Abalone Mushrooms with 6-Minute Eggs

Abalone or king mushrooms are meaty and flavourful — an excellent base for a soft-boiled egg. Garlicky and sweet, Romesco sauce adds a punch of flavour to the pairing. Garnish with any kind of seedlings you can find.

Ingredients

8 oz (250 g) abalone mushrooms, trimmed
Salt and freshly ground pepper
3 tbsp (45 mL) butter
2 eggs
2 cups (500 mL) mustard seedlings or another kind of seedlings

Directions

  1. Cut mushrooms lengthwise into ⅛-inch (3 mm) slices. Season with salt and pepper.
  2. Heat butter in a large skillet over medium heat.
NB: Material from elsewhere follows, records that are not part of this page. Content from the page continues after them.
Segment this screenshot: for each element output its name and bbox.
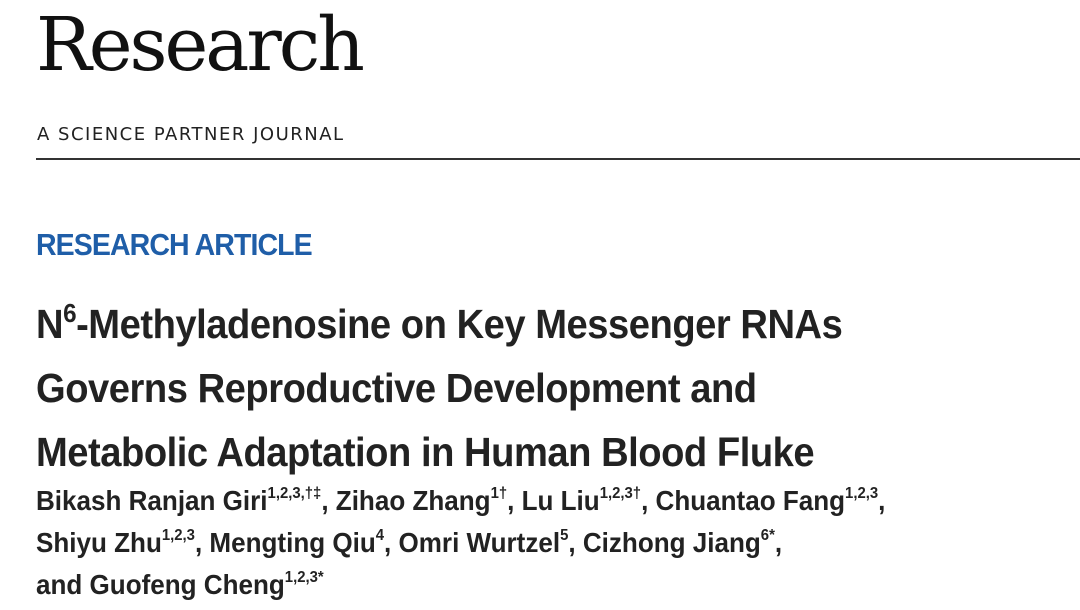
- author-affiliation: 1,2,3*: [284, 569, 324, 586]
- header-divider: [36, 158, 1080, 160]
- author-name: Bikash Ranjan Giri: [36, 485, 268, 516]
- author-separator: ,: [321, 485, 336, 516]
- author-item: Mengting Qiu4,: [209, 527, 398, 558]
- author-separator: ,: [641, 485, 656, 516]
- author-affiliation: 1†: [490, 485, 508, 502]
- author-separator: ,: [568, 527, 583, 558]
- author-item: Omri Wurtzel5,: [399, 527, 583, 558]
- author-separator: ,: [774, 527, 783, 558]
- author-item: Bikash Ranjan Giri1,2,3,†‡,: [36, 485, 336, 516]
- author-name: Cizhong Jiang: [582, 527, 761, 558]
- article-title: N6-Methyladenosine on Key Messenger RNAs…: [36, 292, 966, 484]
- author-name: Chuantao Fang: [655, 485, 846, 516]
- journal-title: Research: [36, 2, 365, 88]
- author-name: and Guofeng Cheng: [36, 569, 285, 600]
- title-prefix: N: [36, 301, 64, 347]
- author-item: Lu Liu1,2,3†,: [522, 485, 656, 516]
- title-line3: Metabolic Adaptation in Human Blood Fluk…: [36, 429, 815, 475]
- author-affiliation: 4: [375, 527, 385, 544]
- author-name: Lu Liu: [521, 485, 600, 516]
- author-separator: ,: [194, 527, 210, 558]
- author-separator: ,: [878, 485, 886, 516]
- author-separator: ,: [384, 527, 399, 558]
- author-item: Shiyu Zhu1,2,3,: [36, 527, 209, 558]
- author-affiliation: 1,2,3†: [599, 485, 642, 502]
- title-superscript: 6: [63, 298, 77, 328]
- article-type-label: RESEARCH ARTICLE: [36, 227, 313, 262]
- author-list: Bikash Ranjan Giri1,2,3,†‡, Zihao Zhang1…: [36, 480, 1050, 606]
- author-separator: ,: [507, 485, 522, 516]
- author-name: Mengting Qiu: [209, 527, 376, 558]
- author-affiliation: 1,2,3: [161, 527, 195, 544]
- author-item: Chuantao Fang1,2,3,: [656, 485, 886, 516]
- author-item: Cizhong Jiang6*,: [583, 527, 782, 558]
- author-affiliation: 5: [560, 527, 569, 544]
- author-name: Omri Wurtzel: [398, 527, 561, 558]
- author-item: Zihao Zhang1†,: [336, 485, 522, 516]
- author-item: and Guofeng Cheng1,2,3*: [36, 569, 324, 600]
- author-affiliation: 1,2,3: [845, 485, 879, 502]
- title-line1: -Methyladenosine on Key Messenger RNAs: [76, 301, 843, 347]
- author-name: Shiyu Zhu: [36, 527, 162, 558]
- title-line2: Governs Reproductive Development and: [36, 365, 757, 411]
- author-affiliation: 6*: [760, 527, 775, 544]
- author-name: Zihao Zhang: [335, 485, 491, 516]
- journal-subtitle: A SCIENCE PARTNER JOURNAL: [37, 124, 345, 145]
- author-affiliation: 1,2,3,†‡: [267, 485, 322, 502]
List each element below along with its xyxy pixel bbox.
Add mushrooms and cook for 6 to 8 minutes, or until tender and golden on both sides. Set aside; reheat when needed.
  3. Bring a small pot of water to a boil. Add eggs and boil for 6 minutes. Drain, running under cold water until cold, then peel.
  4. Divide warm mushroom slices among 4 plates. Cut each egg in half and place yolk-side up on plates. Sprinkle with salt and pepper. Serve with Romesco Sauce (recipe follows) drizzled around plates. Top with seedlings.

Serves 4


Romesco Sauce

For the sake of authenticity, you can use a mortar and pestle to pound all the ingredients together. Otherwise, opt for a food processor. The roasted red pepper in this recipe can be homemade or store-bought — try the Italian variety, available in a jar. For a truly authentic dish, use a mild New Mexican dried red pepper like guajillo or ancho, or substitute another ½ tsp (2 mL) smoked Spanish paprika and pinch cayenne.

Ingredients

1 dried New Mexican or ancho chili pepper
⅓ cup (80 mL) olive oil, divided
½ cup (125 mL) slivered almonds
¼ cup (60 mL) fresh bread crumbs
½ cup (125 mL) chopped fresh or canned tomatoes
½ cup (125 mL) chopped roasted red pepper
1 tsp (5 mL) chopped garlic
½ tsp (2 mL) sweet Spanish paprika
1 tbsp (15 mL) sherry vinegar
Salt to taste

Directions

  1. Pour boiling water over the chili and let sit for 30 minutes, until softened. Cut chili open, and remove and discard seeds. Chop up chili.
  2. Heat 2 tbsp (30 mL) oil in a skillet over medium heat. Add almonds and sauté for 2 to 3 minutes, until lightly browned. Add bread crumbs and sauté until golden, about 1 minute. Remove from heat and stir in chopped chili.
  3. Place skillet ingredients in a food processor, along with remaining ¼ cup (60 mL) oil, tomatoes, red peppers, garlic and paprika. Process until smooth, then add vinegar. Season with salt. If purée is too thick, thin with a little water.